An introduction

Many thanks to Carlos for allowing me to join the group. I have been learning Anniversary for about a month, using the Functional Method books.

My reasons are twofold: first, for its intrinsic interest. As Louis Leslie writes in his introduction to the Functional Method, it is an “intensely fascinating study” — to a degree that has quite surprised me. This fascination has led me, in the past, to dabble in Chinese characters, which though they are perhaps at the opposite pole from Gregg in terms of efficiency, share the characteristic of being in a way a language unto themselves, quite apart from the substratum of Chinese, or as it may be, Japanese, and formerly other tongues in the same cultural sphere, such as Korean and Vietnamese. Hangul, the Korean script, shares with Gregg the characteristic of having been rationally devised to encapsulate the sounds of that language; in the past, it was written interspersed with sinograms, like Japanese.

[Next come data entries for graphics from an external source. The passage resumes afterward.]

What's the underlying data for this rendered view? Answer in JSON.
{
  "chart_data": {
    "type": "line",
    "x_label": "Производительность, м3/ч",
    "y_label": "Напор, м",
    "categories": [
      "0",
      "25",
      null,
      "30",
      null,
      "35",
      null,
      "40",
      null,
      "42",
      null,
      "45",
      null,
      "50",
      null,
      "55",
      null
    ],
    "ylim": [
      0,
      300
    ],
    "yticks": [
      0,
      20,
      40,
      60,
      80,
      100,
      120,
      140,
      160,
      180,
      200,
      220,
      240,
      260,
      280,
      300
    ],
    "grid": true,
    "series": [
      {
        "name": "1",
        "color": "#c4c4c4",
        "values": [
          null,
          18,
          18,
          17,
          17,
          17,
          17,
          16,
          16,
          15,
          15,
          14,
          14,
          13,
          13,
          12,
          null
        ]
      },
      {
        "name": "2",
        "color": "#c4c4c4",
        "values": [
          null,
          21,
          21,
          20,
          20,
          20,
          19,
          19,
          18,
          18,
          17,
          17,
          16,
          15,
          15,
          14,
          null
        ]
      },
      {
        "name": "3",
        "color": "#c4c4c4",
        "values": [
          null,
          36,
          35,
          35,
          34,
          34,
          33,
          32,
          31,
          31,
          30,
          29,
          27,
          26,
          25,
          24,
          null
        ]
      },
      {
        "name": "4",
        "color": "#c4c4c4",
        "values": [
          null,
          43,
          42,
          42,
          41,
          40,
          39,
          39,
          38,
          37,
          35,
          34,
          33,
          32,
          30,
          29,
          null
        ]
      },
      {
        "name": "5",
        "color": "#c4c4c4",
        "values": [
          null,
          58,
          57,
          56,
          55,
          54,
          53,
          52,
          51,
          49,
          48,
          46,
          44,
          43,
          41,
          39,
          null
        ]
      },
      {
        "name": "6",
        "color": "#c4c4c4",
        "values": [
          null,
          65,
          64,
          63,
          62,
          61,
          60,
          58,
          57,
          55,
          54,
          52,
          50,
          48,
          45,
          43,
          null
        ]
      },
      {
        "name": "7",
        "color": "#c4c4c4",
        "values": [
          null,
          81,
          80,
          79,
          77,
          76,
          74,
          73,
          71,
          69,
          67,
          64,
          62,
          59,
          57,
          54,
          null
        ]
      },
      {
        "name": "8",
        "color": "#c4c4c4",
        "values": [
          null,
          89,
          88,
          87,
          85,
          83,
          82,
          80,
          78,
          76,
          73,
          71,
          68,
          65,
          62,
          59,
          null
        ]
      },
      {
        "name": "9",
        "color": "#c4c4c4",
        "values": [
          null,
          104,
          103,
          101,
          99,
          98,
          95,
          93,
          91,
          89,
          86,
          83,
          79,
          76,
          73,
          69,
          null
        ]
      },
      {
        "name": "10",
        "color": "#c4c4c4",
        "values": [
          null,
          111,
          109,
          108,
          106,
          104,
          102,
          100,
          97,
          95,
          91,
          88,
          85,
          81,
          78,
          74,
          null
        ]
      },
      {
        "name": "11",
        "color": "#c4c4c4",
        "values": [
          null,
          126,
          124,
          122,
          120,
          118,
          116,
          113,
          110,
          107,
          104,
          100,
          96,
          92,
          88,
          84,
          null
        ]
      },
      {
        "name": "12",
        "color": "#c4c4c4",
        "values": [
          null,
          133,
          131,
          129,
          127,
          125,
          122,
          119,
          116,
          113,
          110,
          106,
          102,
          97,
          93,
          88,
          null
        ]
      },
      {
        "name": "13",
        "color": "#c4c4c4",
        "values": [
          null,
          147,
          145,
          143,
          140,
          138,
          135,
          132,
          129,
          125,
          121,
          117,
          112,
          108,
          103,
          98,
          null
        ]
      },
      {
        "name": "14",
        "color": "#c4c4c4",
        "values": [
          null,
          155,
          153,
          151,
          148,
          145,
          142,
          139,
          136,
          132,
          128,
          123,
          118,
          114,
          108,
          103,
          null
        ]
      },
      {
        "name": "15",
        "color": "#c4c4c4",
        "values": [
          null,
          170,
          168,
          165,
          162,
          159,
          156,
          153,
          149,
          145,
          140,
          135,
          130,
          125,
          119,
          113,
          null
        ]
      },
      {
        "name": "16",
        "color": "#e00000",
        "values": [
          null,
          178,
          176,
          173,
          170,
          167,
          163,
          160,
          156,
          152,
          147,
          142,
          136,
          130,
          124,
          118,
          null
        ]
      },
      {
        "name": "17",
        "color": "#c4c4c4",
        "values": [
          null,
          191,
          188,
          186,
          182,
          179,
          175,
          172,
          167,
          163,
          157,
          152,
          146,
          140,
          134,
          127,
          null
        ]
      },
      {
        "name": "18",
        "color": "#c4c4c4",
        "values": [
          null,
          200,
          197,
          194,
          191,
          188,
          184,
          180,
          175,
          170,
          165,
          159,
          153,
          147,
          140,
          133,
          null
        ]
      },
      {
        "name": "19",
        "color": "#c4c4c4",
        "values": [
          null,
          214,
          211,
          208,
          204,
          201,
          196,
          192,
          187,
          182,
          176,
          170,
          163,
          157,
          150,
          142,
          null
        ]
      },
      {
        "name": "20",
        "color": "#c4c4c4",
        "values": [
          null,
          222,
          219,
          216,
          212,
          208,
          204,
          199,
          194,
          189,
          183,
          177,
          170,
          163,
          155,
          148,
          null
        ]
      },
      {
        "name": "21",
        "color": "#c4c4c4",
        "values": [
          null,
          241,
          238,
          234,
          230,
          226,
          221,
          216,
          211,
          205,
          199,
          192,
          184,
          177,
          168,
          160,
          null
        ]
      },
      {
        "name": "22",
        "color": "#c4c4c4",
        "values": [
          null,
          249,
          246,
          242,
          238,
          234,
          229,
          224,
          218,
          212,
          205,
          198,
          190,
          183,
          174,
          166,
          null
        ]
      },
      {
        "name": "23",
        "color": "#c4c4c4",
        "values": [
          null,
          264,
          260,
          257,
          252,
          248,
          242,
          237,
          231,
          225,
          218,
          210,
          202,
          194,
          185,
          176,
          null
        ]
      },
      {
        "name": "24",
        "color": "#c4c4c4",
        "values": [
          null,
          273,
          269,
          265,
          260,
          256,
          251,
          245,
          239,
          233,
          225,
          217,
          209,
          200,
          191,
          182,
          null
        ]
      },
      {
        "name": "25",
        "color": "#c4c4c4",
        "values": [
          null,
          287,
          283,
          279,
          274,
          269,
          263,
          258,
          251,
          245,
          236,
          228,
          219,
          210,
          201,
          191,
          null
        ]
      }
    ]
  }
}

There is also the practical motive of utility. I write a lot in longhand, and though its slowness is sometimes an advantage in giving time to formulate a sentence in the mind, it often just feels too slow to keep up with thought. Also, my handwriting is awful, and I hope to remedy this with Gregg! Some years ago I taught myself touch typing (using the ergonomically designed Dvorak layout, rather than Qwerty) and I wish I’d mustered the discipline to do so decades sooner: not only is it faster, it’s just more comfortable.

Despite spending half an hour or so almost daily, my progress has been slow; I think I did not take sufficiently to heart the advice to thoroughly master each section before moving on. But it felt to me that if I repeated the material too many times I might just end up learning it by heart. I was interested to discover from posts here that there is more practice material available that is graded according to the progression of the book.

I chose Anniversary because it is “hardcore”, though perhaps Simplified would have been a good place to start too.

One question at this point, would it be a bad thing to begin using what I already know, especially the short forms such as “that”, “that is”, “without”, “with the”, and so on, sprinkling them amongst my longhand?